Python APIs for Snowflake ML¶
The snowflake-ml-python
Python package provides Python APIs that connect to the various Snowflake ML workflow
components and also includes APIs for building and training your own models. You can use these APIs in your favorite
Python IDE on your own workstation, in Snowsight worksheets, or in Snowflake notebooks.
Tip
See Introduction to Machine Learning with Snowpark ML (https://quickstarts.snowflake.com/guide/intro_to_machine_learning_with_snowpark_ml_for_python/#0) for an example of an end-to-end workflow using this library.
Using Snowflake ML in Snowflake Notebooks¶
Snowflake Notebooks provide an easy-to-use notebook interface for your data
work, blending Python, SQL, and Markdown. To use Snowflake ML features in notebooks, choose the Anaconda package
snowflake-ml-python
using the Packages menu at the top of the notebook.
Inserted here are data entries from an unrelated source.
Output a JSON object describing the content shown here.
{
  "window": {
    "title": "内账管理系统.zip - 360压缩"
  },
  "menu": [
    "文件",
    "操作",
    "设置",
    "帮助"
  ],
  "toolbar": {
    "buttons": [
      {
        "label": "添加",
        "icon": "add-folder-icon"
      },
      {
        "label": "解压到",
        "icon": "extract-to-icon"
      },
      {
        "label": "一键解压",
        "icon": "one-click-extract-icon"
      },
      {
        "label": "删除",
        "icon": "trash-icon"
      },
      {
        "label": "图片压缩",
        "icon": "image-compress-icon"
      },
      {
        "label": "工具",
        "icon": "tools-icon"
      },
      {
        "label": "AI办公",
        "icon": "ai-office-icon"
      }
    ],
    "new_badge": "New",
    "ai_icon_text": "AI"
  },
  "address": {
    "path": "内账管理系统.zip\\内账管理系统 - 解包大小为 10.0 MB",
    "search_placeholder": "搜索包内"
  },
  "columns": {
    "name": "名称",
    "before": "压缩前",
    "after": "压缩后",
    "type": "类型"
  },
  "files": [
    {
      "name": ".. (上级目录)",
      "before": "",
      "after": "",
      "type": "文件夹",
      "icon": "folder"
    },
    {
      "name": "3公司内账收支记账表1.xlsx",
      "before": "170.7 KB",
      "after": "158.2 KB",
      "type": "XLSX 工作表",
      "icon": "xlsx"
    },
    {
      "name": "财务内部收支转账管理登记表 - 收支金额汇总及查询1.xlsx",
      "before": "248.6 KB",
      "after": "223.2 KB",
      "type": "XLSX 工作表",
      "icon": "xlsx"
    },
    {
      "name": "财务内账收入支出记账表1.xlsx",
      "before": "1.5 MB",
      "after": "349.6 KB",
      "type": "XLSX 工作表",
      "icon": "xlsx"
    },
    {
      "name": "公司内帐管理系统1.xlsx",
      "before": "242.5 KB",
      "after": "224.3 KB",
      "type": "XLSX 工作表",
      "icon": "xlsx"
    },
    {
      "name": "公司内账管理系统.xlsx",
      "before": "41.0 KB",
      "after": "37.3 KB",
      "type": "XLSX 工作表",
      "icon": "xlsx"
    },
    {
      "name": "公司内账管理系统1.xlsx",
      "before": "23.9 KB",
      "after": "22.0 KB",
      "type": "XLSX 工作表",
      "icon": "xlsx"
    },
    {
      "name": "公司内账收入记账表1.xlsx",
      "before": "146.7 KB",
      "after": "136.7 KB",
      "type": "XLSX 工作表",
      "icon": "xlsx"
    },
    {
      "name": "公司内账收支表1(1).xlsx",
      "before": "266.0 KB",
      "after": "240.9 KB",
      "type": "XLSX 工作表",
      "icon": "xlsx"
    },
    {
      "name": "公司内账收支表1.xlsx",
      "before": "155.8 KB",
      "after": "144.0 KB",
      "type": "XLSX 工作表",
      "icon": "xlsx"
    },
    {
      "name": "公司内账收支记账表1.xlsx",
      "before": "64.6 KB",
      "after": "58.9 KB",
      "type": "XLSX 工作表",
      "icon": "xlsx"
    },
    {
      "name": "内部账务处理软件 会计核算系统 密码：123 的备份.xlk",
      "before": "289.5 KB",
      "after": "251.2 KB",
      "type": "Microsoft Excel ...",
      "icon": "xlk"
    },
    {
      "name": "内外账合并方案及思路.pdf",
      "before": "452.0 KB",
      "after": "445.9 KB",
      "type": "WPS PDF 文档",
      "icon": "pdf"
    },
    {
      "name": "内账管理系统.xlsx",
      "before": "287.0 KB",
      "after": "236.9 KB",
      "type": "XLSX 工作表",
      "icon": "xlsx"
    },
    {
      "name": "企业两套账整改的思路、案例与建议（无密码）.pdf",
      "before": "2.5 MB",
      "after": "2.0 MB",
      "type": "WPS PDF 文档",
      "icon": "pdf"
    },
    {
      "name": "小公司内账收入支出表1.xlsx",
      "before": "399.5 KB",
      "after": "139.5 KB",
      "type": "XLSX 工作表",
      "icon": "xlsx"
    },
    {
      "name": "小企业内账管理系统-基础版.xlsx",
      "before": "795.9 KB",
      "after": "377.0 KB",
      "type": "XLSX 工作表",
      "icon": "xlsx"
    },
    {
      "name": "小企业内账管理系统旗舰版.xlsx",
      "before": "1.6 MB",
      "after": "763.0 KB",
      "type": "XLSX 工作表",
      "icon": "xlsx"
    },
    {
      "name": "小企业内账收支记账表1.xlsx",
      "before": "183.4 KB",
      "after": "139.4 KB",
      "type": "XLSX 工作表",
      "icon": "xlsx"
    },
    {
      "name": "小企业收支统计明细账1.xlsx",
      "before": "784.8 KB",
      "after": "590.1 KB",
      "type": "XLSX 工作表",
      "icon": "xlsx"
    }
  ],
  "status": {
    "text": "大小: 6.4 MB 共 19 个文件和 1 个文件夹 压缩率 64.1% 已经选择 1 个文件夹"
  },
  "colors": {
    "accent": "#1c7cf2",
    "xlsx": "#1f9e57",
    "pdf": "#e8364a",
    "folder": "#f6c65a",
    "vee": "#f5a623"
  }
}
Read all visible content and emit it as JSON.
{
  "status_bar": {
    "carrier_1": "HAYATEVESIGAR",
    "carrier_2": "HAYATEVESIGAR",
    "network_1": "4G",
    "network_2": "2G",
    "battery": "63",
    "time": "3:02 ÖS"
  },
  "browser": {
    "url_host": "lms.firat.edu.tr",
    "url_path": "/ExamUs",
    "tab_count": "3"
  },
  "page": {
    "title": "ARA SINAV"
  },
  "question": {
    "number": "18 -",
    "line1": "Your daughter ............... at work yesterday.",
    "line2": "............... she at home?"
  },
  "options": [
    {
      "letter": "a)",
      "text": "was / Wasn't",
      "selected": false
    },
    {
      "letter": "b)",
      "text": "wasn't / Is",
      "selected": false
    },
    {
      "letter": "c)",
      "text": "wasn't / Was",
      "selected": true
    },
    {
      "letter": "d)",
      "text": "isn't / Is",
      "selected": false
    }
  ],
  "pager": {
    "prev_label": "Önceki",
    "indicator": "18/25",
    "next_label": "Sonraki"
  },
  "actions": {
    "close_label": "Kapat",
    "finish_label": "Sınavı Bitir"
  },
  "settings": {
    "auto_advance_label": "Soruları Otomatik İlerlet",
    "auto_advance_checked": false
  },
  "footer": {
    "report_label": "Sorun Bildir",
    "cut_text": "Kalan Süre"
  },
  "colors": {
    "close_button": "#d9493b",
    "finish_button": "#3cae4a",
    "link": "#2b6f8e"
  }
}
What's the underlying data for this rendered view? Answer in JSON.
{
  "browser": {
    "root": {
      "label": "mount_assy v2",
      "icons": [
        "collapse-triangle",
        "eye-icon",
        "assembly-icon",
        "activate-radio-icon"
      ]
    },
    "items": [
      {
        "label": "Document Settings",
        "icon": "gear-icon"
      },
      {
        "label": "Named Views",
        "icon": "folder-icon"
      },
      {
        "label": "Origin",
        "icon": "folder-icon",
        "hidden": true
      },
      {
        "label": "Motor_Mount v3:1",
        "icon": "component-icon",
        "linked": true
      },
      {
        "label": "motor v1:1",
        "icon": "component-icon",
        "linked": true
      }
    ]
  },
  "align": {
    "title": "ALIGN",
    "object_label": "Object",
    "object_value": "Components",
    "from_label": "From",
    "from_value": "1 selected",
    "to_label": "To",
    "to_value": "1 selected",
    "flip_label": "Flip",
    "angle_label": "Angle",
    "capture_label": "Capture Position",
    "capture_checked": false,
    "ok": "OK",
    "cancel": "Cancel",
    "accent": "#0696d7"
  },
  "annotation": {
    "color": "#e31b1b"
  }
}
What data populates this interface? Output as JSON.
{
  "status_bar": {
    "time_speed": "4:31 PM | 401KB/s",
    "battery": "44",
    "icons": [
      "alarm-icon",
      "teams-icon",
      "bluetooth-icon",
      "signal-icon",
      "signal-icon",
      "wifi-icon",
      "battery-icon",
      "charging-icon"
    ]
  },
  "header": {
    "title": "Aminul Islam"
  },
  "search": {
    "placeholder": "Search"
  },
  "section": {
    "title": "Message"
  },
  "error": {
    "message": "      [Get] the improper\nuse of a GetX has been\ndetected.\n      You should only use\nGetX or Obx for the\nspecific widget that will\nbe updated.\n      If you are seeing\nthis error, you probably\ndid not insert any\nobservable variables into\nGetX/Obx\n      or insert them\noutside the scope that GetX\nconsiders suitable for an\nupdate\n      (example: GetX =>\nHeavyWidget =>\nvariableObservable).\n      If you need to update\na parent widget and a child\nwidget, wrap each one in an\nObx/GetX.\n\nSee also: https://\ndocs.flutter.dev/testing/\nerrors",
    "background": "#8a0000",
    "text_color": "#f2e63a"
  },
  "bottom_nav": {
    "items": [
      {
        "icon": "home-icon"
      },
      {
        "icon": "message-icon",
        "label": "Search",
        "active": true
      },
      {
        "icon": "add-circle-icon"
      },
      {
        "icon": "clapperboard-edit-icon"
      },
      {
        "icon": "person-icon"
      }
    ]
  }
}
Notebooks support both CPU and GPU runtime options. Many kinds of models require, or benefit from, having a GPU available.
Important
The snowflake-ml-python
package and its dependencies must be allowed by your organization’s
package policy.
Using Snowflake ML in Snowsight Worksheets¶
Snowsight Worksheets provide a powerful and versatile method for running
Python code. To use Snowflake ML features in worksheets, choose the Anaconda package snowflake-ml-python
using the Packages menu
at the top of the worksheet.
Important
The snowflake-ml-python
package and its dependencies must be allowed by your organization’s
package policy.
Using Snowflake ML Locally¶
You must install the snowflake-ml-python
package to develop on your own workstation or elsewhere outside Snowflake.
All Snowpark ML features are available in a single package, snowflake-ml-python
. You can install the package
from the Snowflake conda channel using the conda
command or from the Python Package Index (PyPI) using
pip
. Conda is preferred.
Installing from the Snowflake conda Channel¶
Important
Installing snowflake-ml-python
from conda on an arm-based Mac (with M1 or M2 chip) requires specifying the system architecture when
creating the conda environment. To do this, include CONDA_SUBDIR=osx-arm64
in the conda create
command:
CONDA_SUBDIR=osx-arm64 conda create --name snowpark-ml
.
Create the conda environment where you will install Snowpark ML. If you prefer to use an existing environment, skip this step.
conda create --name snowpark-ml
Activate the conda environment:
conda activate snowpark-ml
Install
snowflake-ml-python
from the Snowflake conda channel:conda install --override-channels --channel https://repo.anaconda.com/pkgs/snowflake/ snowflake-ml-python
Tip
Install packages from the Snowflake conda channel whenever possible to ensure that you receive packages that have been validated with Snowpark ML.
Installing from PyPI¶
You can install snowflake-ml-python
from the Python Package Index (PyPI) by using the standard Python package manager,
pip
.
Warning
Do not use this installation procedure if you are using a conda environment. Use the conda instructions instead.
Change to your project directory and activate your Python virtual environment:
cd ~/projects/ml source .venv/bin/activate
Install the
snowflake-ml-python
package:python -m pip install snowflake-ml-python
Installing Optional Modeling Dependencies¶
Some modeling APIs require dependencies that are not installed as dependencies of snowflake-ml-python
. The
scikit-learn and xgboost packages are installed by default, but lightgbm is an optional dependency. If you plan to use
classes in the snowflake.ml.modeling.lightgbm
namespace, install lightgbm yourself.
Use the following commands to activate your conda environment and install lightgbm from the Snowflake conda channel.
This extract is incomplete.